27 mars 2009 par Najoua Kooli

Selon l’étude NETendances, près des trois quarts des adultes québécois auraient utilisé Internet sur une base régulière en 2007. L’édition 2007 de l’étude NETendances révèle que la majeure partie de la croissance d’aujourd’hui est conduite par les plus de 55 ans. Les aînés sont de plus en plus présents sur Internet puisqu’il s’agit du groupe de la population auprès duquel nous avons observé la plus importante croissance en matière d’utilisation d’Internet ces deux dernières années, ce groupe d’âge représentant celui où il y a le moins d’internautes. Cette croissance est d’autant plus importante qu’il s’agit d’une génération éduquée, encore active, avec un pouvoir d’achat élevé et qui représente une proportion grandissante de la population. L’intégration dans la société active et numérique des aînés devient dès lors primordiale.

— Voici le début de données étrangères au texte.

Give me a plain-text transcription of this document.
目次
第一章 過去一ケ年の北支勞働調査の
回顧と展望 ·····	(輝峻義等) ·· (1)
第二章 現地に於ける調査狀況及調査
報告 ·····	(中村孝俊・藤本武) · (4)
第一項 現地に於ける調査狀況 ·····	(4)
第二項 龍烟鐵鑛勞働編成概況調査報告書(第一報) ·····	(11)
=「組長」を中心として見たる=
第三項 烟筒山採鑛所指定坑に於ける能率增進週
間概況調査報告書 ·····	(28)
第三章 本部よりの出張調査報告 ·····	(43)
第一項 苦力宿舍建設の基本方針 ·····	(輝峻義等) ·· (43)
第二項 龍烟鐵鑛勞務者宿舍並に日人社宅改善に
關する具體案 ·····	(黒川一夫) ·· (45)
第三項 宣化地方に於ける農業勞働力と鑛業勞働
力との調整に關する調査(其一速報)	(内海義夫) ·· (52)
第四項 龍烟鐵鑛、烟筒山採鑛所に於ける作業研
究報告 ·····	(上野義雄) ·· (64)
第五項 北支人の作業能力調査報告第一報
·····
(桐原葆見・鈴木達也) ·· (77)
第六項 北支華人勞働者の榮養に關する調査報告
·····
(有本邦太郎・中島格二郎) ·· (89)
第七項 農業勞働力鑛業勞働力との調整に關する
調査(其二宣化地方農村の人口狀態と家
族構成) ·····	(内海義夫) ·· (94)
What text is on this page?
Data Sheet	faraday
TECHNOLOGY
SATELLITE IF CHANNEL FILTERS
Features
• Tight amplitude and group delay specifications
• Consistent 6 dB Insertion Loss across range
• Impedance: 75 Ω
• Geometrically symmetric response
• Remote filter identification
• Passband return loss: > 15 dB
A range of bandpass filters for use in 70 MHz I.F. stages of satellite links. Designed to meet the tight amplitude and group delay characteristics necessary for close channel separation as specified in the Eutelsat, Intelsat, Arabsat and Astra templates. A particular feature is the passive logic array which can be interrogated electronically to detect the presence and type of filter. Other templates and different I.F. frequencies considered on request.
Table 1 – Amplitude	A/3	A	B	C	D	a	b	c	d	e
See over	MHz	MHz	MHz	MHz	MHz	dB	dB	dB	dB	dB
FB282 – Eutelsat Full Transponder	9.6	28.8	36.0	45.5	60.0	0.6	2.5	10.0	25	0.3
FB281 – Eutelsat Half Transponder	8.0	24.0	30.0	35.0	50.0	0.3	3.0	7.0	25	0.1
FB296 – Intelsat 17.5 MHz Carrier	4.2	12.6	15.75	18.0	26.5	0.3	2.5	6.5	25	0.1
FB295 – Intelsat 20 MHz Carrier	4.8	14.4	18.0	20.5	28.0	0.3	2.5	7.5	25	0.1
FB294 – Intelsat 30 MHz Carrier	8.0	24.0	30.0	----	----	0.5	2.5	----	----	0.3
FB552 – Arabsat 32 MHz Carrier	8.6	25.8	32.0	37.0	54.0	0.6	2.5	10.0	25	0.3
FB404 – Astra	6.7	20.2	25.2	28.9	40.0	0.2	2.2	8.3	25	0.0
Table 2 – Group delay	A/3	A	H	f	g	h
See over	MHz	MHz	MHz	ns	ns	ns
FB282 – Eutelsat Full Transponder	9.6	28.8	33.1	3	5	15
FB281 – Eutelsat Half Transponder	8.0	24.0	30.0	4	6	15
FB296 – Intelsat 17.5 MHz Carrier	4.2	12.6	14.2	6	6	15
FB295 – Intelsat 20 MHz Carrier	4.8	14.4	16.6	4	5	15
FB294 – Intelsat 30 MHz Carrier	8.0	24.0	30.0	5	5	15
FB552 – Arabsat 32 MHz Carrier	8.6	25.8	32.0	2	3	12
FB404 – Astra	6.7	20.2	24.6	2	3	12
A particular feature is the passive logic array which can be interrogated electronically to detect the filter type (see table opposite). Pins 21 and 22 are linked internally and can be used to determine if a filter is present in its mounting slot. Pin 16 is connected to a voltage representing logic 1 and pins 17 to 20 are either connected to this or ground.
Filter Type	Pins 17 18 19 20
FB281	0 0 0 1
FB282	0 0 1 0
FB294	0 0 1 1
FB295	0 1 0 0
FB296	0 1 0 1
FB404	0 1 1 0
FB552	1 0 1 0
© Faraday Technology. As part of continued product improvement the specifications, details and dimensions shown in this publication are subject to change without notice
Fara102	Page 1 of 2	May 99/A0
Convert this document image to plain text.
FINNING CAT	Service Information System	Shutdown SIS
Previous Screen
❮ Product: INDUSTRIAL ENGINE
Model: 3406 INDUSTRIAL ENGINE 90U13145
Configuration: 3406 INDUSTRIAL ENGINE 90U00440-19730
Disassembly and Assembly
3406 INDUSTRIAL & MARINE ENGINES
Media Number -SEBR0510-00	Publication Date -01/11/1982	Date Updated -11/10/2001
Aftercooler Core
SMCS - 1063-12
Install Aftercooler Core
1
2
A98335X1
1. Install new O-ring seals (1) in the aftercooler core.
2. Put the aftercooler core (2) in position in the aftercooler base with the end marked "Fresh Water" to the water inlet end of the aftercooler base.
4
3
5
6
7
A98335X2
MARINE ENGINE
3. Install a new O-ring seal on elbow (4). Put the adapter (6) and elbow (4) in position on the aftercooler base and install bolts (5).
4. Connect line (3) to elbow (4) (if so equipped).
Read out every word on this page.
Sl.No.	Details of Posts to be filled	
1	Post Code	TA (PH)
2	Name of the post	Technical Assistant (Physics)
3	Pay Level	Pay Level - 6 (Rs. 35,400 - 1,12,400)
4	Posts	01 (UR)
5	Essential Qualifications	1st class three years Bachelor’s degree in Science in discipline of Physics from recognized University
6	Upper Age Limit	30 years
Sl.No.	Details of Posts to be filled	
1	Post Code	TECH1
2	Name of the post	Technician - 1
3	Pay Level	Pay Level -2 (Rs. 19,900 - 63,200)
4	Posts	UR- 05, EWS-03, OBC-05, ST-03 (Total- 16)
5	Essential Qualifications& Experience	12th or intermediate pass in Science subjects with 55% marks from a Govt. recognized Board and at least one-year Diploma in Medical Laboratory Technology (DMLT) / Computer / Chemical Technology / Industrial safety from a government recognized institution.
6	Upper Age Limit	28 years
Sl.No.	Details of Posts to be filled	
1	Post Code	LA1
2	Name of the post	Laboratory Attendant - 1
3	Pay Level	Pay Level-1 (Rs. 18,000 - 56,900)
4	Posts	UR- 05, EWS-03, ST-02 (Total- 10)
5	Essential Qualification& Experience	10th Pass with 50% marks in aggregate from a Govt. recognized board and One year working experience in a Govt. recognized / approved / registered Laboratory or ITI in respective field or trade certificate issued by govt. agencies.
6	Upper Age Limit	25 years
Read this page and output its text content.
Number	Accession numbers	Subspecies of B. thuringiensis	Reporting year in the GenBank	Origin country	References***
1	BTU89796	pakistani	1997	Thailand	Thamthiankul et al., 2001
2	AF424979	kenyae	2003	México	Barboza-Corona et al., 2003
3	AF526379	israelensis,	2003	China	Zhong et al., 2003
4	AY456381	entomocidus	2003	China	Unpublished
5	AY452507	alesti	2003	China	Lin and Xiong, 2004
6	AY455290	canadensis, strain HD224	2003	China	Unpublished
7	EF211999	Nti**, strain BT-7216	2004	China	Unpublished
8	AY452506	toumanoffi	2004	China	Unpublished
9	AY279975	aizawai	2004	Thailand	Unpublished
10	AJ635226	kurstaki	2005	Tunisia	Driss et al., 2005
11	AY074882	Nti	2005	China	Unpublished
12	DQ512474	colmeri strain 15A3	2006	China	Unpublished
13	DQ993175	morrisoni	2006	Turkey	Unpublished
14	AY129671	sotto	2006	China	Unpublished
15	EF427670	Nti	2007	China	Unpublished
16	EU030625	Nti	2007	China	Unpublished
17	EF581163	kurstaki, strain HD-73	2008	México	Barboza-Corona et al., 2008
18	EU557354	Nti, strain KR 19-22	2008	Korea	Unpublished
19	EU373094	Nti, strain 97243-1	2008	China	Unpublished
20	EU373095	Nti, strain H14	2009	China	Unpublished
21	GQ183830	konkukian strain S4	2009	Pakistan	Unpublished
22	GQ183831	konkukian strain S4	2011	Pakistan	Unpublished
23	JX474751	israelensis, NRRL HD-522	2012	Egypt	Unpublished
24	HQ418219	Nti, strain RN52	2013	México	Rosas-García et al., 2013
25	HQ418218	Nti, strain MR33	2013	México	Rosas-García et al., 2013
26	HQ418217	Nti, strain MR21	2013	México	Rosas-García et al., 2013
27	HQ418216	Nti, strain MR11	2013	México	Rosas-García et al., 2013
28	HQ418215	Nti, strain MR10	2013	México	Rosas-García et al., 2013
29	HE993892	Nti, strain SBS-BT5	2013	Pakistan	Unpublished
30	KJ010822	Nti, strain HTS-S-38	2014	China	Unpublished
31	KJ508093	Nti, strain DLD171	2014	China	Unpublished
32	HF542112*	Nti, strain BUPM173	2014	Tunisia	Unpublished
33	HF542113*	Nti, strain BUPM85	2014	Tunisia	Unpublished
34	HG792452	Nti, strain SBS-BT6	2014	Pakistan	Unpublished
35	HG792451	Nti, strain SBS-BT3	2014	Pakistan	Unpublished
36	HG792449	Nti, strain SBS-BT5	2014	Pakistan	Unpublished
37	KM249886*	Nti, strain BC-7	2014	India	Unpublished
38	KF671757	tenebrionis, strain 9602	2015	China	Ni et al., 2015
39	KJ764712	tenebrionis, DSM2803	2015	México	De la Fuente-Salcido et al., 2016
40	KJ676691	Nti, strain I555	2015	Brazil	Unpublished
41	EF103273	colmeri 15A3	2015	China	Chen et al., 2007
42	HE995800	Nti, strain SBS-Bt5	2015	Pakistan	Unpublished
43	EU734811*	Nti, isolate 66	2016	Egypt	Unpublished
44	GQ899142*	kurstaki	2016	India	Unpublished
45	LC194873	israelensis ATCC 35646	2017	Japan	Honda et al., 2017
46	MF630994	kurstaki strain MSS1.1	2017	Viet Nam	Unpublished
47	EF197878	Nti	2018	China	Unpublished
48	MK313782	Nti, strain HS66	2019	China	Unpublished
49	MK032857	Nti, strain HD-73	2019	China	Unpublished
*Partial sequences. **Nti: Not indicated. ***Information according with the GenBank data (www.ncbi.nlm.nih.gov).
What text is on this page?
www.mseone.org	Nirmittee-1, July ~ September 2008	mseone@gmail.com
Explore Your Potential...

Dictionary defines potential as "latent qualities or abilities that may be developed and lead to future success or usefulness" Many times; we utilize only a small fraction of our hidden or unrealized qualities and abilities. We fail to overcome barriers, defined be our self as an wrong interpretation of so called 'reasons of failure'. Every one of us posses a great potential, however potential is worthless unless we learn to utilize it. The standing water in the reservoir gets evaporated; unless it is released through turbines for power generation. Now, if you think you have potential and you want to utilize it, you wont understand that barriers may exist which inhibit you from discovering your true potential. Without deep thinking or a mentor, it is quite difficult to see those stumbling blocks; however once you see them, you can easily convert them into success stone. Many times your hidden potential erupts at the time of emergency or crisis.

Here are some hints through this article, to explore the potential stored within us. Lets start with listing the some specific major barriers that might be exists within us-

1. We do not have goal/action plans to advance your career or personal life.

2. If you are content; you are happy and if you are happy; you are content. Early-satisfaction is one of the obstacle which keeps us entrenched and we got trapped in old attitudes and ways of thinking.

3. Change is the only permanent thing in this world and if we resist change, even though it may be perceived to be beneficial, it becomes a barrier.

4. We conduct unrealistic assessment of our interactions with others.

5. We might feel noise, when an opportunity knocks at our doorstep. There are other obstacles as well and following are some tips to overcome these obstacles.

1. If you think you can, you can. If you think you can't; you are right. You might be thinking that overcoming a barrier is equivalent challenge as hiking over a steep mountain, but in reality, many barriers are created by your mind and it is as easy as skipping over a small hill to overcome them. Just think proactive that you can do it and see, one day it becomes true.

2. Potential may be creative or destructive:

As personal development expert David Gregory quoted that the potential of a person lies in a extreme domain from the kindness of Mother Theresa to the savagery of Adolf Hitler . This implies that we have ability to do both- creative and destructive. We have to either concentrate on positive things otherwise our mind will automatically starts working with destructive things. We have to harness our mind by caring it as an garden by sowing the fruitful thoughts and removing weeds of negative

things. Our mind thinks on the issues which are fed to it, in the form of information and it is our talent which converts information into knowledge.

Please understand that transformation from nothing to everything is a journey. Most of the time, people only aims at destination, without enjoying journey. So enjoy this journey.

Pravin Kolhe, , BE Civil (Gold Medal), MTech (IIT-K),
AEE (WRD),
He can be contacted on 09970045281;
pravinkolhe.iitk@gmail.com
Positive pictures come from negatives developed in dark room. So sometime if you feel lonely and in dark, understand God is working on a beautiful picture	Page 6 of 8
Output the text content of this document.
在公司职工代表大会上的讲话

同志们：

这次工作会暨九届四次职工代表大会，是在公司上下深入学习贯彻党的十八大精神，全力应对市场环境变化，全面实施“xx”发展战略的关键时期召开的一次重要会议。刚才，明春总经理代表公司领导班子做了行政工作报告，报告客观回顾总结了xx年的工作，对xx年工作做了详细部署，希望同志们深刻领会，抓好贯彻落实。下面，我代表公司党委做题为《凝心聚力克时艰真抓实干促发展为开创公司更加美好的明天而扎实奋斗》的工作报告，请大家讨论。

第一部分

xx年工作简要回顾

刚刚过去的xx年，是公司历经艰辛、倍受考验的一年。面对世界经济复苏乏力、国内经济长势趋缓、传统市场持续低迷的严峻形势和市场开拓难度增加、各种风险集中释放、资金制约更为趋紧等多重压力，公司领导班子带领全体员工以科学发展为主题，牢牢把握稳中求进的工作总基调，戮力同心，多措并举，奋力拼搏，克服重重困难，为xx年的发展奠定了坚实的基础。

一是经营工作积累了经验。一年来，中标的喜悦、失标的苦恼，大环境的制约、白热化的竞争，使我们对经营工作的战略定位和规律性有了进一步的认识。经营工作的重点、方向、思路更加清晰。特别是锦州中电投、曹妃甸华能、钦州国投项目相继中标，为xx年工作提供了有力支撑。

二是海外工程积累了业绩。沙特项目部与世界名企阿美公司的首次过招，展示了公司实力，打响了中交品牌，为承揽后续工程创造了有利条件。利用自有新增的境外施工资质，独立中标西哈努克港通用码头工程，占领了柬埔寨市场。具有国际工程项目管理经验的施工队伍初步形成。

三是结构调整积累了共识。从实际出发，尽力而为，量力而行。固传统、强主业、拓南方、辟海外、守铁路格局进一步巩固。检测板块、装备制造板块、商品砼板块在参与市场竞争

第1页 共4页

Dans un tel contexte, il apparaît primordial de se pencher davantage sur l’usage que les aînés font des TI. Le projet Génération A, initié par le CEFRIO, vise à comprendre la relation qu’entretiennent les aînés québécois à l’égard des TI. Ce projet propose d’aborder la question des TI selon les préoccupations des aînés afin de définir quel type de société branchée correspond à leurs réalités, attentes et besoins.

Enquête NetGouv - Une nouvelle phase en 2009

27 mars 2009 par Najoua Kooli

C’est fort d’un savoir-faire construit au fil des ans, que le CEFRIO entend entamer en 2009 une phase qualitative de l’enquête NetGouv 2007, dont l’objectif viserait à identifier et à comprendre les facteurs favorisant l’inclusion numérique afin de faciliter l’accès et d’accroître l’utilisation des services publics en ligne. L’enquête NetGouv 2007 avait été réalisée en partenariat avec le ministère des Services Gouvernementaux (MSG) et la Société de l’assurance automobile du Québec (SAAQ).

Regard sur la formation de base dans les entreprises manufacturières sur l’Île de Montréal

26 mars 2009 par Éliane Limbert

Plusieurs constats ont été faits au Québec relativement au problème de la formation dans les PME industrielles et plus précisément sur les compétences de base qui s’avèrent de plus en plus requises dans l’exercice quotidien du travail de production. Les instruments de travail font de plus en plus appel à des commandes numériques et l’écrit ainsi qu’une compréhension de base en mathématiques sont désormais requis. 

Par ailleurs, à Montréal, le bassin de main-d’œuvre provient de toutes les communautés culturelles et linguistiques, ce qui soulève ainsi la question de l’alphabétisation et/ou des capacités à travailler en français ou en anglais.

Un projet pour le travailleur et pour l’entreprise

C’est dans ce contexte que la Conférence régionale des élus de Montréal a sollicité le CEFRIO pour examiner de nouvelles avenues pouvant favoriser la formation de base en entreprise.  L’approche retenue met à contribution l’ordinateur comme instrument d’apprentissage et d’alphabétisation en matière de formation de base.  Il s’agit ainsi d’intégrer dans le matériel des formateurs en entreprise des stratégies nouvelles où le travailleur doit utiliser un ordinateur.  Il ne s’agit pas d’auto-formation en ligne (e-learning), mais d’une approche de groupe en entreprise, où chacun dispose d’un ordinateur.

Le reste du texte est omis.